Elle se tourne vers moi et gênée sourit. Elle explique alors au concierge ce que la faculté va faire des cadres. Les poser. J’explique que je suis interessé à en poser d’autres, gratuitement, à la parité: usage pour moi de la moitié des cadres posés. Les bras lui en tombent: je sais parler. Mon pantalon de travail, ma casquette, mes outils à la ceinture disaient que je ne parlais pas. Nous montons dans le bureau. Je résume mon offre. Pour ses cadres à elle, j’explique qu’il faudra du scotch.
- Non, pas celui-là, du scotch spécial, un double-face.
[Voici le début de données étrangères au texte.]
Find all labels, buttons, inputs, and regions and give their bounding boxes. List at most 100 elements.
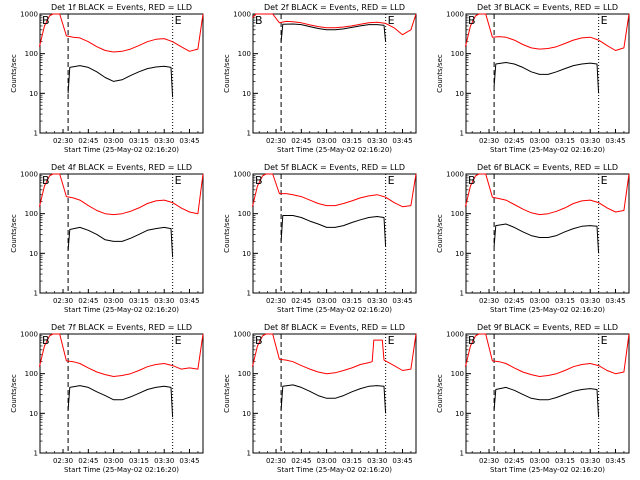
events-rate-line xyxy=(67,385,174,418)
plot-frame xyxy=(39,333,204,454)
x-tick-label: 03:45 xyxy=(392,297,412,305)
lld-rate-line xyxy=(38,13,204,53)
x-tick-label: 03:00 xyxy=(530,137,550,145)
y-tick-label: 10 xyxy=(455,90,464,98)
x-tick-label: 02:30 xyxy=(266,457,286,465)
x-tick-label: 03:00 xyxy=(104,137,124,145)
x-tick-label: 03:45 xyxy=(605,297,625,305)
panel-det-4: Det 4f BLACK = Events, RED = LLD 1 10 100 10… xyxy=(10,163,204,314)
events-rate-line xyxy=(493,223,600,254)
x-tick-label: 03:00 xyxy=(104,457,124,465)
x-tick-label: 02:30 xyxy=(479,137,499,145)
x-tick-label: 02:45 xyxy=(504,297,524,305)
end-marker: E xyxy=(601,14,608,27)
y-tick-label: 1000 xyxy=(233,171,251,179)
panel-det-5: Det 5f BLACK = Events, RED = LLD 1 10 100 10… xyxy=(223,163,417,314)
panel-title: Det 6f BLACK = Events, RED = LLD xyxy=(477,163,618,172)
events-rate-line xyxy=(67,65,174,98)
y-tick-label: 1 xyxy=(34,450,38,458)
panel-det-7: Det 7f BLACK = Events, RED = LLD 1 10 100 10… xyxy=(10,323,204,474)
x-tick-label: 03:30 xyxy=(580,297,600,305)
x-tick-label: 03:45 xyxy=(179,457,199,465)
x-axis-label: Start Time (25-May-02 02:16:20) xyxy=(64,306,179,314)
y-tick-label: 1 xyxy=(247,130,251,138)
y-tick-label: 100 xyxy=(451,210,464,218)
y-tick-label: 1000 xyxy=(233,11,251,19)
y-tick-label: 1 xyxy=(247,290,251,298)
lld-rate-line xyxy=(251,173,417,208)
y-tick-label: 10 xyxy=(242,410,251,418)
x-tick-label: 03:30 xyxy=(367,297,387,305)
panel-title: Det 9f BLACK = Events, RED = LLD xyxy=(477,323,618,332)
y-tick-label: 10 xyxy=(242,250,251,258)
events-rate-line xyxy=(280,215,387,247)
lld-rate-line xyxy=(38,333,204,377)
x-tick-label: 03:30 xyxy=(154,297,174,305)
panel-title: Det 5f BLACK = Events, RED = LLD xyxy=(264,163,405,172)
end-marker: E xyxy=(601,174,608,187)
x-tick-label: 03:00 xyxy=(317,297,337,305)
y-tick-label: 100 xyxy=(25,370,38,378)
x-tick-label: 03:15 xyxy=(555,137,575,145)
x-tick-label: 03:15 xyxy=(342,457,362,465)
panel-det-9: Det 9f BLACK = Events, RED = LLD 1 10 100 10… xyxy=(436,323,630,474)
events-rate-line xyxy=(280,384,387,414)
lld-rate-line xyxy=(252,13,417,36)
start-marker: B xyxy=(255,174,263,187)
x-tick-label: 03:00 xyxy=(530,457,550,465)
y-axis-label: Counts/sec xyxy=(436,214,444,253)
panel-title: Det 2f BLACK = Events, RED = LLD xyxy=(264,3,405,12)
y-tick-label: 100 xyxy=(238,50,251,58)
y-tick-label: 1000 xyxy=(446,171,464,179)
x-tick-label: 03:15 xyxy=(129,457,149,465)
x-tick-label: 02:30 xyxy=(266,297,286,305)
y-tick-label: 1 xyxy=(34,130,38,138)
x-tick-label: 03:45 xyxy=(179,137,199,145)
start-marker: B xyxy=(42,14,50,27)
x-tick-label: 03:00 xyxy=(104,297,124,305)
y-axis-label: Counts/sec xyxy=(436,54,444,93)
y-tick-label: 10 xyxy=(29,250,38,258)
x-axis-label: Start Time (25-May-02 02:16:20) xyxy=(490,146,605,154)
y-axis-label: Counts/sec xyxy=(10,214,18,253)
y-tick-label: 100 xyxy=(451,370,464,378)
panel-title: Det 8f BLACK = Events, RED = LLD xyxy=(264,323,405,332)
x-tick-label: 02:30 xyxy=(266,137,286,145)
events-rate-line xyxy=(493,386,600,418)
end-marker: E xyxy=(175,174,182,187)
x-tick-label: 03:45 xyxy=(392,137,412,145)
events-rate-line xyxy=(67,226,174,258)
y-tick-label: 1 xyxy=(247,450,251,458)
y-tick-label: 1000 xyxy=(446,331,464,339)
x-tick-label: 03:30 xyxy=(154,137,174,145)
plot-frame xyxy=(252,333,417,454)
x-tick-label: 03:15 xyxy=(342,137,362,145)
x-axis-label: Start Time (25-May-02 02:16:20) xyxy=(490,466,605,474)
y-tick-label: 1 xyxy=(34,290,38,298)
x-axis-label: Start Time (25-May-02 02:16:20) xyxy=(277,306,392,314)
lld-rate-line xyxy=(464,13,630,51)
start-marker: B xyxy=(468,334,476,347)
x-tick-label: 03:00 xyxy=(317,457,337,465)
lld-rate-line xyxy=(464,333,630,377)
y-tick-label: 1 xyxy=(460,450,464,458)
start-marker: B xyxy=(255,14,263,27)
x-tick-label: 02:45 xyxy=(291,457,311,465)
x-tick-label: 02:30 xyxy=(53,457,73,465)
x-axis-label: Start Time (25-May-02 02:16:20) xyxy=(277,146,392,154)
panel-det-2: Det 2f BLACK = Events, RED = LLD 1 10 100 10… xyxy=(223,3,417,154)
x-tick-label: 02:45 xyxy=(291,297,311,305)
x-tick-label: 02:45 xyxy=(78,297,98,305)
x-tick-label: 03:30 xyxy=(367,457,387,465)
plot-frame xyxy=(39,13,204,134)
events-rate-line xyxy=(280,23,387,42)
y-tick-label: 10 xyxy=(455,410,464,418)
panel-det-8: Det 8f BLACK = Events, RED = LLD 1 10 100 10… xyxy=(223,323,417,474)
y-tick-label: 10 xyxy=(455,250,464,258)
x-tick-label: 03:15 xyxy=(555,297,575,305)
lld-rate-line xyxy=(38,173,204,216)
end-marker: E xyxy=(175,14,182,27)
start-marker: B xyxy=(468,14,476,27)
x-tick-label: 02:45 xyxy=(78,137,98,145)
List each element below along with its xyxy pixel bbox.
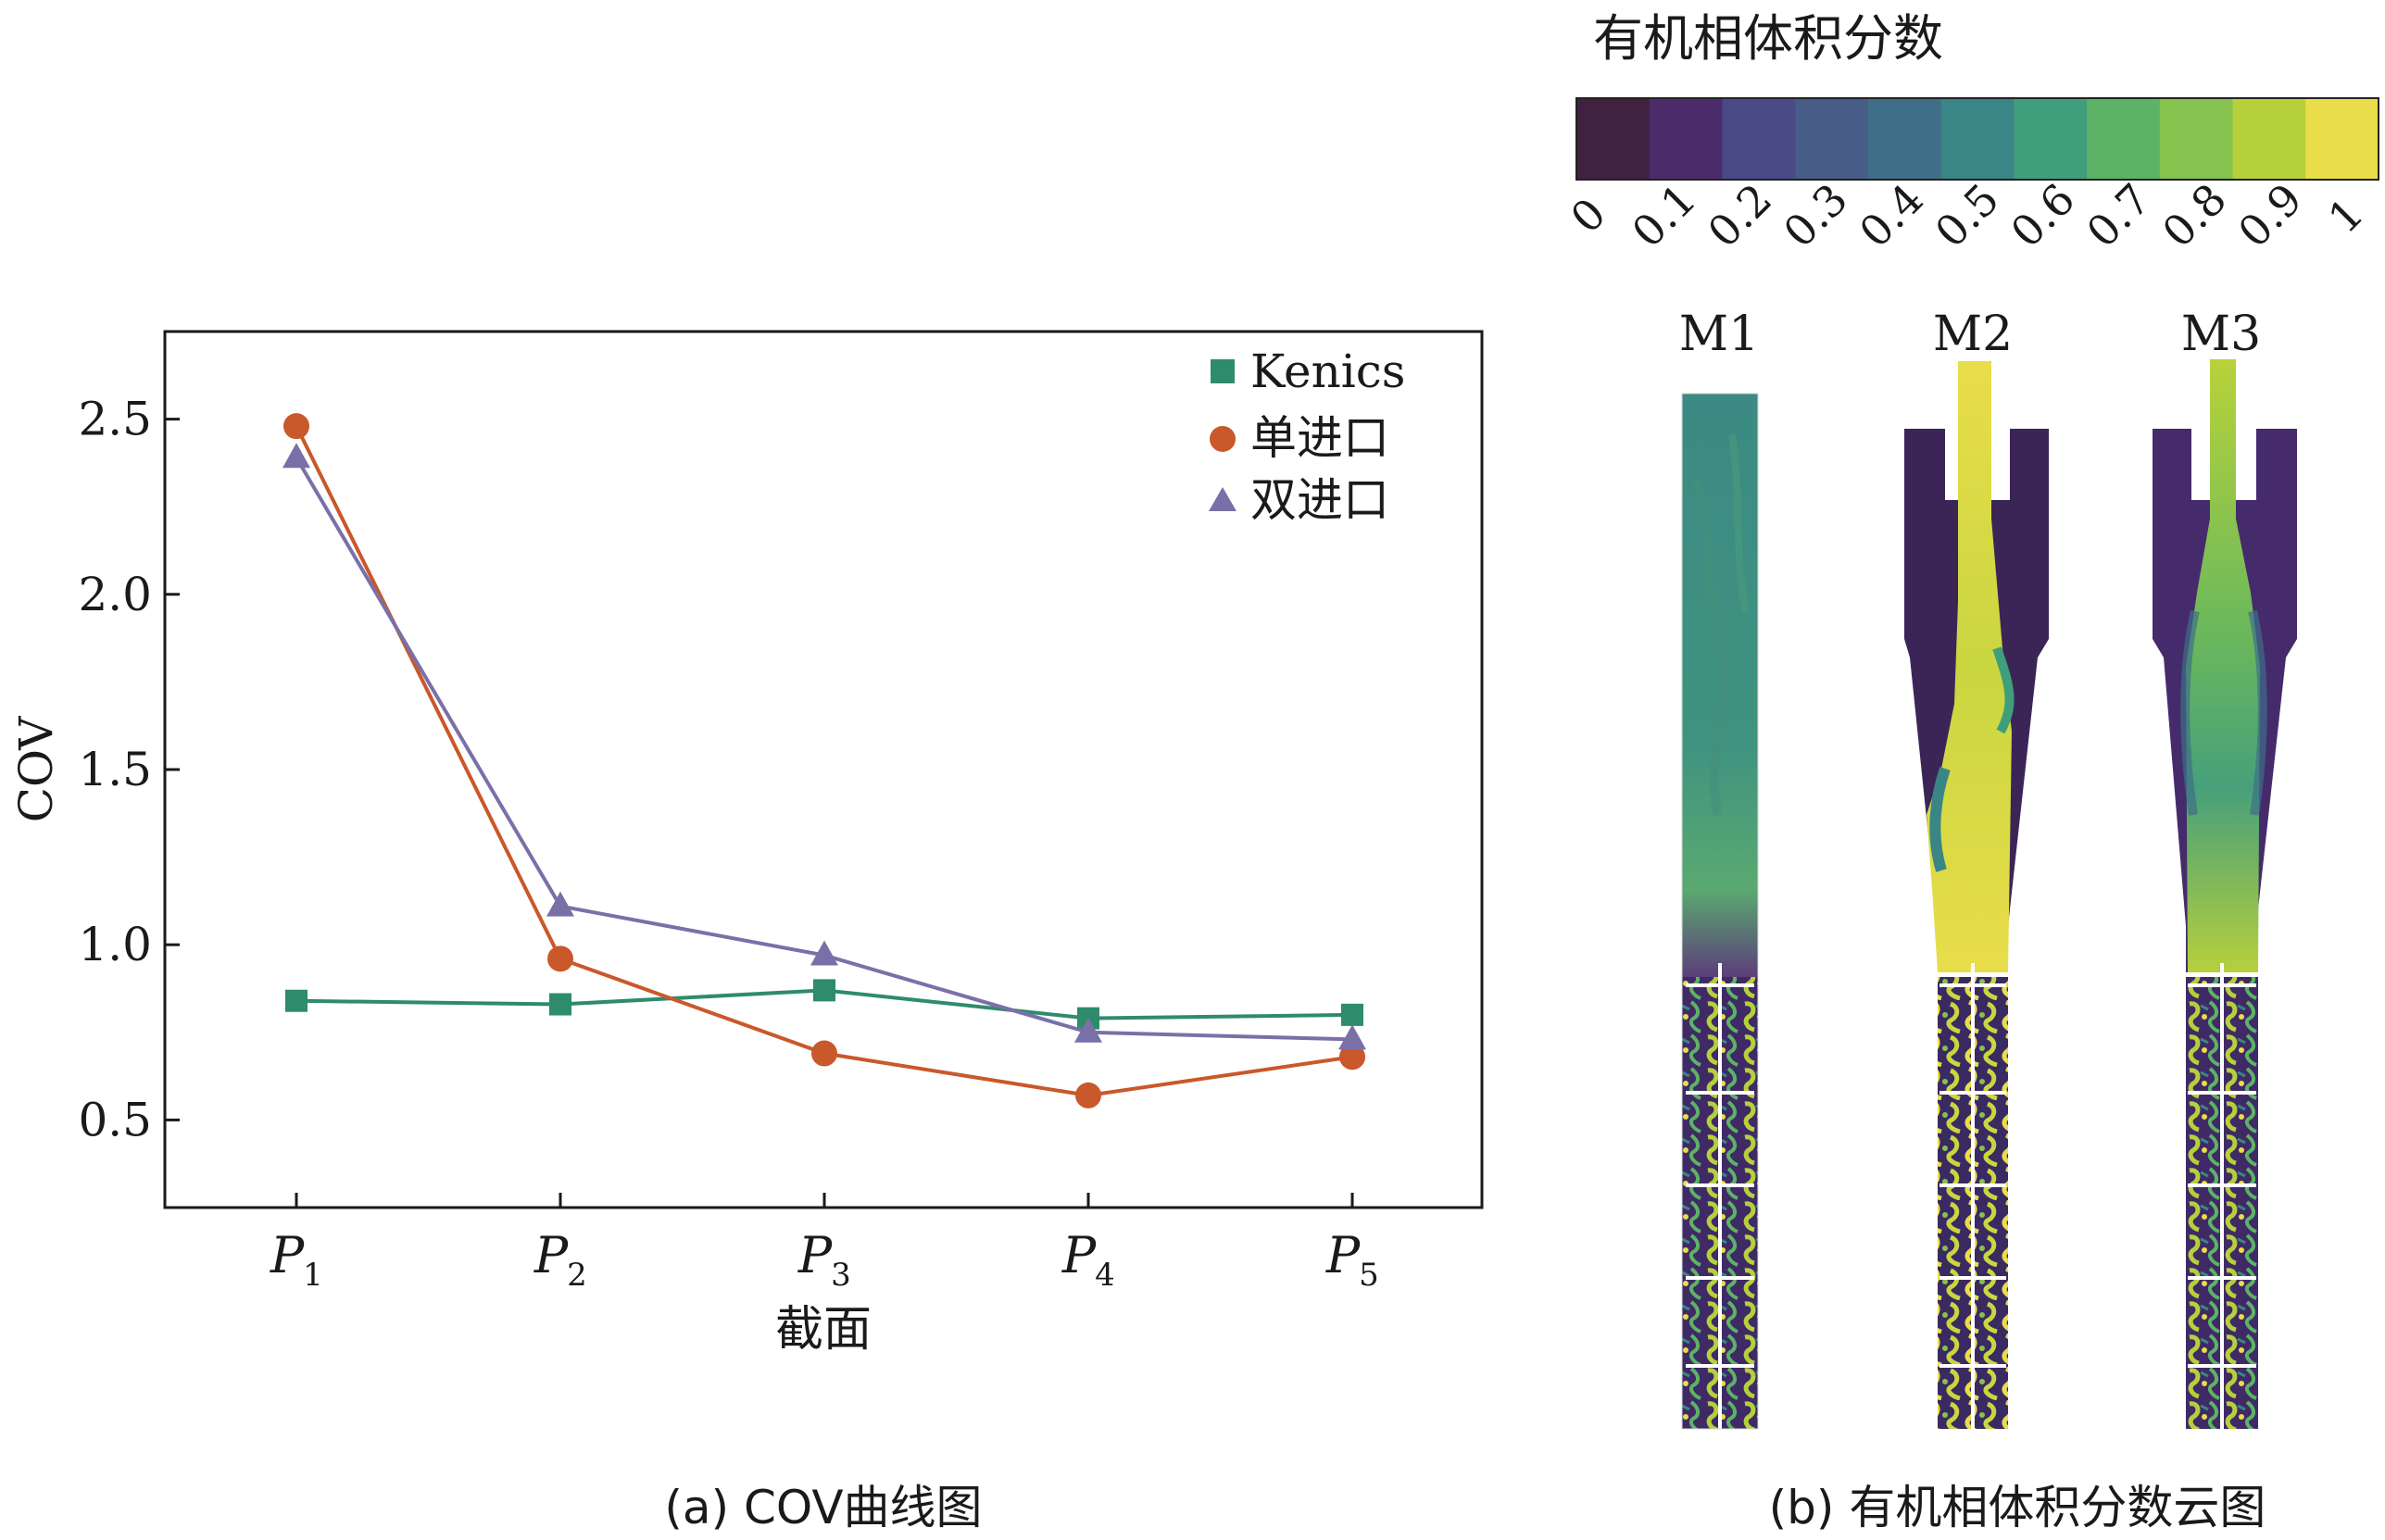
colorbar-swatch	[2232, 98, 2306, 180]
y-axis-label: COV	[9, 716, 63, 822]
colorbar-swatch	[2305, 98, 2379, 180]
colorbar-tick-label: 0.3	[1774, 174, 1857, 257]
legend-label-kenics: Kenics	[1250, 344, 1405, 398]
colorbar-tick-label: 0.5	[1926, 174, 2009, 257]
data-point-s2-p4	[1074, 1017, 1102, 1043]
panel-label-m3: M3	[2181, 307, 2261, 362]
caption-a: (a) COV曲线图	[664, 1481, 982, 1534]
x-tick-label: P	[1325, 1226, 1362, 1284]
colorbar-swatch	[2087, 98, 2161, 180]
colorbar-swatch	[1795, 98, 1869, 180]
y-tick-label: 0.5	[78, 1093, 152, 1146]
data-point-s2-p3	[810, 940, 838, 966]
colorbar-swatch	[1576, 98, 1651, 180]
x-tick-label: P	[533, 1226, 570, 1284]
x-tick-subscript: 4	[1095, 1257, 1115, 1294]
legend-marker-dual-inlet	[1209, 487, 1236, 511]
colorbar-swatch	[1649, 98, 1723, 180]
data-point-s0-p2	[549, 993, 571, 1016]
y-tick-label: 1.5	[78, 743, 152, 796]
panel-label-m2: M2	[1933, 307, 2013, 362]
colorbar-swatch	[1722, 98, 1796, 180]
x-tick-label: P	[270, 1226, 306, 1284]
colorbar-tick-label: 0.2	[1698, 174, 1781, 257]
data-point-s2-p2	[546, 891, 574, 917]
colorbar-swatch	[2014, 98, 2088, 180]
y-tick-label: 1.0	[78, 918, 152, 971]
mixer-m2	[1904, 361, 2049, 1429]
x-tick-label: P	[797, 1226, 834, 1284]
colorbar-tick-label: 0	[1561, 188, 1615, 243]
y-tick-label: 2.0	[78, 568, 152, 621]
y-tick-label: 2.5	[78, 393, 152, 446]
colorbar-tick-label: 0.7	[2077, 174, 2160, 257]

Elle sera demain à son bureau, si je veux bien l’apporter, mais non, corrige-t-elle… non, pas demain, plutôt jeudi.
- Vous savez, en ce moment, il y a un travail fou.
Puis me tend la main- il est 11h45.
Un homme sur le balcon. Il surveille mon lit. J’ouvre les yeux pour vérifier qu’il est toujours là. Par moment il rentre dans son appartement mais quand j’ouvre les yeux il est là et surveille mon lit. Pourtant j’ai dormi. S’il est assis sur le balcon quand je me réveille c’est qu’il commande à mon sommeil. Et il ne cesse de me réveiller. Il me réveille pour que je constate qu’il est là, qu’il surveille mon lit, qu’il me surveille, il me réveille pour que je sache que je ne serai jamais plus seul.
Visite des îles suisses en radeau est le projet de livre que je soumets à l’approbation de la ville de Genève pour l’octroi d’une aide. Dossier fourni, extraits du texte à venir forcés et sans lendemain puisque le titre l’indique bien, je raconterai ce que j’aurai fait, défait, rêvé et vu. Par courrier réponse l’administration me remercie de ma participation et me demande si je suis Genevois. Une preuve de domicile est requise. Mais encore? Une adresse officielle. J’en ai trois. La principale est à Mexico où je ne vais plus. Seulement, si je ne suis pas Genevois, que suis-je? Ecrivain français, schwytzois, mexicain?